For thousands of years, we lived in tribes—small bands where:
you were seen every day
your mood had witnesses
your story mattered
your presence affected the group
and your survival depended on relationship
Belonging wasn’t a luxury. It was infrastructure.
So when we act surprised that so many North Americans are lonely and depressed, it’s worth asking a more uncomfortable question:
What if the “symptom” isn’t the person—what if it’s the culture?
Tribal life wasn’t perfect, but it was connected
Here’s what fascinates me about certain cultures: some still spend hours at night socializing—talking, laughing, storytelling, arguing, repairing, teasing, singing, sitting with each other. Not as an “activity,” but as a way of being.
In tribal living, the evening fire wasn’t just for warmth. It was for co-regulation.
That’s a clinical word with a simple meaning:
Your nervous system calms down in the presence of safe people.
We were built for that. Faces. Voices. Eye contact. Touch. Shared rhythm. Micro-moments of “I see you.” These are not sentimental extras—these are inputs your biology uses to decide whether life is safe.

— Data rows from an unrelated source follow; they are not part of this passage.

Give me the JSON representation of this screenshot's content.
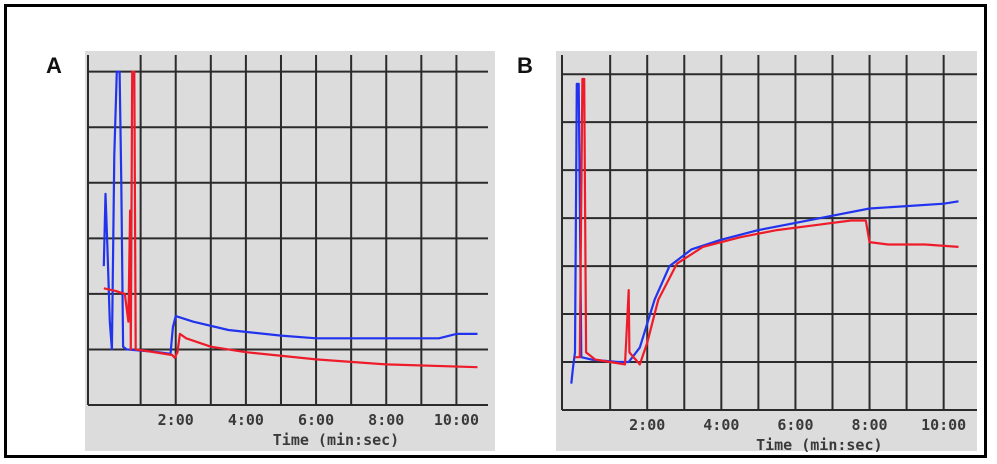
{
  "colors": {
    "blue": "#2233ee",
    "red": "#ee1c2a",
    "paper": "#dcdcdc",
    "grid": "#2b2b2b"
  },
  "panels": [
    {
      "label": "A"
    },
    {
      "label": "B"
    }
  ],
  "chart_data": [
    {
      "type": "line",
      "panel": "A",
      "xlabel": "Time (min:sec)",
      "ylabel": "",
      "title": "",
      "x_ticks": [
        {
          "value": 2,
          "label": "2:00"
        },
        {
          "value": 4,
          "label": "4:00"
        },
        {
          "value": 6,
          "label": "6:00"
        },
        {
          "value": 8,
          "label": "8:00"
        },
        {
          "value": 10,
          "label": "10:00"
        }
      ],
      "xlim": [
        -0.5,
        10.9
      ],
      "ylim": [
        0,
        6.3
      ],
      "grid": true,
      "series": [
        {
          "color_key": "blue",
          "points": [
            [
              -0.05,
              2.5
            ],
            [
              0,
              3.8
            ],
            [
              0.05,
              2.9
            ],
            [
              0.12,
              1.5
            ],
            [
              0.18,
              1.0
            ],
            [
              0.25,
              4.5
            ],
            [
              0.32,
              6.0
            ],
            [
              0.4,
              6.0
            ],
            [
              0.45,
              4.0
            ],
            [
              0.5,
              1.05
            ],
            [
              0.6,
              1.0
            ],
            [
              1.5,
              0.95
            ],
            [
              1.85,
              0.92
            ],
            [
              1.92,
              1.4
            ],
            [
              2.0,
              1.6
            ],
            [
              2.5,
              1.5
            ],
            [
              3.5,
              1.35
            ],
            [
              5.0,
              1.25
            ],
            [
              6.0,
              1.2
            ],
            [
              8.0,
              1.2
            ],
            [
              9.5,
              1.2
            ],
            [
              10.0,
              1.28
            ],
            [
              10.6,
              1.28
            ]
          ]
        },
        {
          "color_key": "red",
          "points": [
            [
              -0.05,
              2.1
            ],
            [
              0.3,
              2.05
            ],
            [
              0.55,
              2.0
            ],
            [
              0.65,
              1.5
            ],
            [
              0.7,
              3.5
            ],
            [
              0.72,
              1.0
            ],
            [
              0.76,
              6.0
            ],
            [
              0.82,
              6.0
            ],
            [
              0.86,
              1.0
            ],
            [
              1.2,
              0.97
            ],
            [
              1.9,
              0.9
            ],
            [
              1.97,
              0.85
            ],
            [
              2.05,
              0.95
            ],
            [
              2.12,
              1.28
            ],
            [
              2.3,
              1.2
            ],
            [
              3.0,
              1.05
            ],
            [
              4.0,
              0.95
            ],
            [
              6.0,
              0.82
            ],
            [
              8.0,
              0.73
            ],
            [
              10.6,
              0.68
            ]
          ]
        }
      ]
    },
    {
      "type": "line",
      "panel": "B",
      "xlabel": "Time (min:sec)",
      "ylabel": "",
      "title": "",
      "x_ticks": [
        {
          "value": 2,
          "label": "2:00"
        },
        {
          "value": 4,
          "label": "4:00"
        },
        {
          "value": 6,
          "label": "6:00"
        },
        {
          "value": 8,
          "label": "8:00"
        },
        {
          "value": 10,
          "label": "10:00"
        }
      ],
      "xlim": [
        -0.3,
        10.9
      ],
      "ylim": [
        0,
        7.4
      ],
      "grid": true,
      "series": [
        {
          "color_key": "blue",
          "points": [
            [
              -0.05,
              0.55
            ],
            [
              0,
              0.9
            ],
            [
              0.05,
              1.2
            ],
            [
              0.1,
              6.8
            ],
            [
              0.15,
              6.8
            ],
            [
              0.22,
              1.1
            ],
            [
              0.5,
              1.05
            ],
            [
              1.2,
              1.0
            ],
            [
              1.5,
              1.0
            ],
            [
              1.8,
              1.3
            ],
            [
              2.2,
              2.3
            ],
            [
              2.6,
              3.0
            ],
            [
              3.2,
              3.35
            ],
            [
              4.0,
              3.55
            ],
            [
              5.0,
              3.75
            ],
            [
              6.0,
              3.9
            ],
            [
              7.0,
              4.05
            ],
            [
              8.0,
              4.2
            ],
            [
              9.0,
              4.25
            ],
            [
              10.0,
              4.3
            ],
            [
              10.4,
              4.35
            ]
          ]
        },
        {
          "color_key": "red",
          "points": [
            [
              0.05,
              1.1
            ],
            [
              0.18,
              1.1
            ],
            [
              0.25,
              6.9
            ],
            [
              0.3,
              6.9
            ],
            [
              0.35,
              1.2
            ],
            [
              0.6,
              1.05
            ],
            [
              1.0,
              1.0
            ],
            [
              1.4,
              0.95
            ],
            [
              1.5,
              2.5
            ],
            [
              1.52,
              1.2
            ],
            [
              1.8,
              0.95
            ],
            [
              2.0,
              1.4
            ],
            [
              2.3,
              2.3
            ],
            [
              2.8,
              3.05
            ],
            [
              3.5,
              3.4
            ],
            [
              4.5,
              3.6
            ],
            [
              5.5,
              3.75
            ],
            [
              6.5,
              3.85
            ],
            [
              7.5,
              3.95
            ],
            [
              7.9,
              3.95
            ],
            [
              8.0,
              3.5
            ],
            [
              8.5,
              3.45
            ],
            [
              9.5,
              3.45
            ],
            [
              10.4,
              3.4
            ]
          ]
        }
      ]
    }
  ]
}
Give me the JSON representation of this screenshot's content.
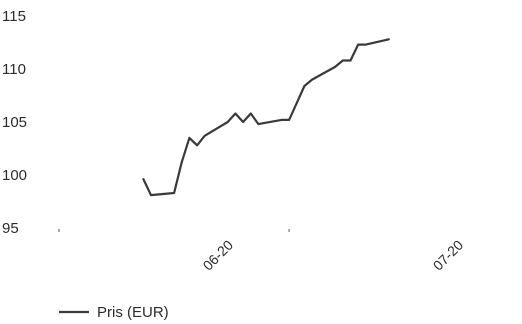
{
  "chart_data": {
    "type": "line",
    "title": "",
    "xlabel": "",
    "ylabel": "",
    "ylim": [
      95,
      115
    ],
    "yticks": [
      "95",
      "100",
      "105",
      "110",
      "115"
    ],
    "x_ticks": [
      "06-20",
      "07-20"
    ],
    "grid": false,
    "legend_position": "bottom-left",
    "series": [
      {
        "name": "Pris (EUR)",
        "color": "#3a3a3a",
        "points": [
          {
            "day": 11.0,
            "value": 99.6
          },
          {
            "day": 12.0,
            "value": 98.1
          },
          {
            "day": 15.0,
            "value": 98.3
          },
          {
            "day": 16.0,
            "value": 101.2
          },
          {
            "day": 17.0,
            "value": 103.5
          },
          {
            "day": 18.0,
            "value": 102.8
          },
          {
            "day": 19.0,
            "value": 103.7
          },
          {
            "day": 22.0,
            "value": 105.0
          },
          {
            "day": 23.0,
            "value": 105.8
          },
          {
            "day": 24.0,
            "value": 105.0
          },
          {
            "day": 25.0,
            "value": 105.8
          },
          {
            "day": 26.0,
            "value": 104.8
          },
          {
            "day": 29.0,
            "value": 105.2
          },
          {
            "day": 30.0,
            "value": 105.2
          },
          {
            "day": 31.0,
            "value": 106.8
          },
          {
            "day": 32.0,
            "value": 108.4
          },
          {
            "day": 33.0,
            "value": 109.0
          },
          {
            "day": 36.0,
            "value": 110.2
          },
          {
            "day": 37.0,
            "value": 110.8
          },
          {
            "day": 38.0,
            "value": 110.8
          },
          {
            "day": 39.0,
            "value": 112.3
          },
          {
            "day": 40.0,
            "value": 112.3
          },
          {
            "day": 43.0,
            "value": 112.8
          }
        ]
      }
    ]
  }
}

Now compare that to the modern pattern:
private homes as fortresses
neighbors as strangers
schedules that grind
entertainment that distracts
socializing that gets outsourced to screens
We’re “connected” constantly, but often not held by anyone.

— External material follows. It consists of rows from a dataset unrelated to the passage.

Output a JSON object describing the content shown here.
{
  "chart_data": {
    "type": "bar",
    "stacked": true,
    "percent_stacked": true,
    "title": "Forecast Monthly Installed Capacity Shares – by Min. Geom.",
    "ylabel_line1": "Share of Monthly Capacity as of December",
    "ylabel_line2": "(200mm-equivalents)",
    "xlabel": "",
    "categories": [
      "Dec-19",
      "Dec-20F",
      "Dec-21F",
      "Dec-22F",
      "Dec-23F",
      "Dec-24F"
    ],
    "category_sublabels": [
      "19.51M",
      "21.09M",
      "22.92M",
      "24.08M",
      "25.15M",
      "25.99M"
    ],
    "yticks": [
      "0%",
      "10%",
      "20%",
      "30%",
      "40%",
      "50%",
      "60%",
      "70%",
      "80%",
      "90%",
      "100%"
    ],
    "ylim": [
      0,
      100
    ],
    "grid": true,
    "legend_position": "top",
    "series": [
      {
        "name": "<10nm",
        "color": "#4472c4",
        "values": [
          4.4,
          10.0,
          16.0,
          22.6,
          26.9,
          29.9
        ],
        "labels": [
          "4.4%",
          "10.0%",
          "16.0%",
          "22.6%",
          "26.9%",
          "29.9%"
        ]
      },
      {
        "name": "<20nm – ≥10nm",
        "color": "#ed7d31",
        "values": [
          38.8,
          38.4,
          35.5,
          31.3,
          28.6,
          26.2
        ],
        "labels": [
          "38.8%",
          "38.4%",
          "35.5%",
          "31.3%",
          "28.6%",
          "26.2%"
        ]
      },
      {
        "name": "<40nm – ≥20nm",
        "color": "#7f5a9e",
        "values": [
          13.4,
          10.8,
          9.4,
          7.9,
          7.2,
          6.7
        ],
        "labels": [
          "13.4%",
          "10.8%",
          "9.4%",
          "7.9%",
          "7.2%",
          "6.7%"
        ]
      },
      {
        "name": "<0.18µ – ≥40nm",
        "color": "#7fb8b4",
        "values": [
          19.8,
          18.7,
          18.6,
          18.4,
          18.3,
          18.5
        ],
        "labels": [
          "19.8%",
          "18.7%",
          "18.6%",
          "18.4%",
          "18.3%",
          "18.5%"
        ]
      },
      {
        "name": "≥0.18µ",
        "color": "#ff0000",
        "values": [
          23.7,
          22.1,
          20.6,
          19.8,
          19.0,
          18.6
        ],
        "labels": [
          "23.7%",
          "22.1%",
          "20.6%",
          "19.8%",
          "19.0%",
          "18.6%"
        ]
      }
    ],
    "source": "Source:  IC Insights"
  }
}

The ten-person seaplane was a mirror
A ten-seat plane should feel like a tiny tribe for fifteen minutes.
In older human terms, that’s a moment to exchange names, scan each other’s energy, share a joke, acknowledge the shared experience. Not because you must. Because it’s natural.
But on that wharf, it felt like everyone was practicing a quiet modern religion:
Thou shalt not inconvenience anyone with your humanity.

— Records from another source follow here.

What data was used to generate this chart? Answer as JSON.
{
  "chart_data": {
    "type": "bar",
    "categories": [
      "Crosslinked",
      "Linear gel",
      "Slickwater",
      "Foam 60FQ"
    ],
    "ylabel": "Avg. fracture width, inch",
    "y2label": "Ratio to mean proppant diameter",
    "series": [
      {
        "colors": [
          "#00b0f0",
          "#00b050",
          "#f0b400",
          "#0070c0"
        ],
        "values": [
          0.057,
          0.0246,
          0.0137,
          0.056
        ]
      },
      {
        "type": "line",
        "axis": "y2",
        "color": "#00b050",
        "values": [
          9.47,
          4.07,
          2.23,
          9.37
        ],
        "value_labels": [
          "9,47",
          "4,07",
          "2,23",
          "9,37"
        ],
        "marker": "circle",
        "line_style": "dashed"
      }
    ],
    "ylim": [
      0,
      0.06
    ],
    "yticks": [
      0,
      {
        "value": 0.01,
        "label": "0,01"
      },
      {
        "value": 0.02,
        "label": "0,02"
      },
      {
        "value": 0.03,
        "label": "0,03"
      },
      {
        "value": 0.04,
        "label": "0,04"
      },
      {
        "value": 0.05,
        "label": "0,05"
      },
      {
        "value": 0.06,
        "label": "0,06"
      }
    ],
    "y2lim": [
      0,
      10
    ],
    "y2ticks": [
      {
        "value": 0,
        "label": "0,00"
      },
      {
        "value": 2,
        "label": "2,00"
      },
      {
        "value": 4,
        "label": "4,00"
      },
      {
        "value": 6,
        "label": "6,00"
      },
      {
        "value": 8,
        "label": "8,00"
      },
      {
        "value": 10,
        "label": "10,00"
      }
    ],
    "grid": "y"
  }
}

No one did anything wrong. That’s the point. This isn’t about blame.
It’s about noticing what we’ve normalized.
We’ve normalized being together without being with.
Disaster creates what community should have created
There’s an odd phenomenon you’ve probably seen:
Neighbors who haven’t spoken in years suddenly talk when a storm causes a disaster.
Power goes out. Roads flood. Water becomes scarce. People are forced to share resources. Suddenly there’s conversation. Cooperation. Warmth. Eye contact. A sense of “we.”
It’s almost like, under pressure, the old human operating system comes back online.
Disaster doesn’t create community.
It reveals the community that was always needed.
And it raises a haunting question:
Why do we need catastrophe to remember we belong to each other?
The myth beneath the modern story
Here’s the mythic layer that sits underneath all of this:
We’ve traded the village fire for the glowing rectangle.
At the fire, the tribe told stories that made people feel woven into life. At the screen, we consume stories that often make us feel like spectators—watching other people live while our own lives quietly thin out.
The fire asked: Who are you? What happened today? What are you carrying?
The screen asks: What do you want? What do you fear? What will you buy? What will you compare?
One builds belonging. The other often builds appetite.
And appetite is never the same as nourishment.
A reflective experiment
If this lands for you, try this one small experiment—not as a “self-improvement task,” but as a cultural rebellion:
The next time you’re in a tiny shared space—an elevator, a waiting room, a ferry, a small plane—practice a gentle return to the tribe:
make eye contact with one person
offer a simple “Hey—how’s your day going?”
make one human comment about the moment you’re sharing
or even just smile like you remember you’re both alive
Not everyone will respond. That’s okay. We’re out of practice.
This isn’t about forcing connection.
It’s about remembering it’s allowed.
The real question
The deeper question isn’t “Why are people lonely?”
The deeper question is:
What kind of life are we building that makes loneliness normal?
And then, even more personal:
Where have I accepted shallow connection as a substitute for real belonging?
Where have I lived like an island and called it independence?
Where could I rebuild one small “fire” in my week—one place where people actually talk?
Because the cure isn’t complicated.
It’s ancient.
It’s the return of the tribe—
not as a nostalgia fantasy, but as a daily practice of being human in front of humans again.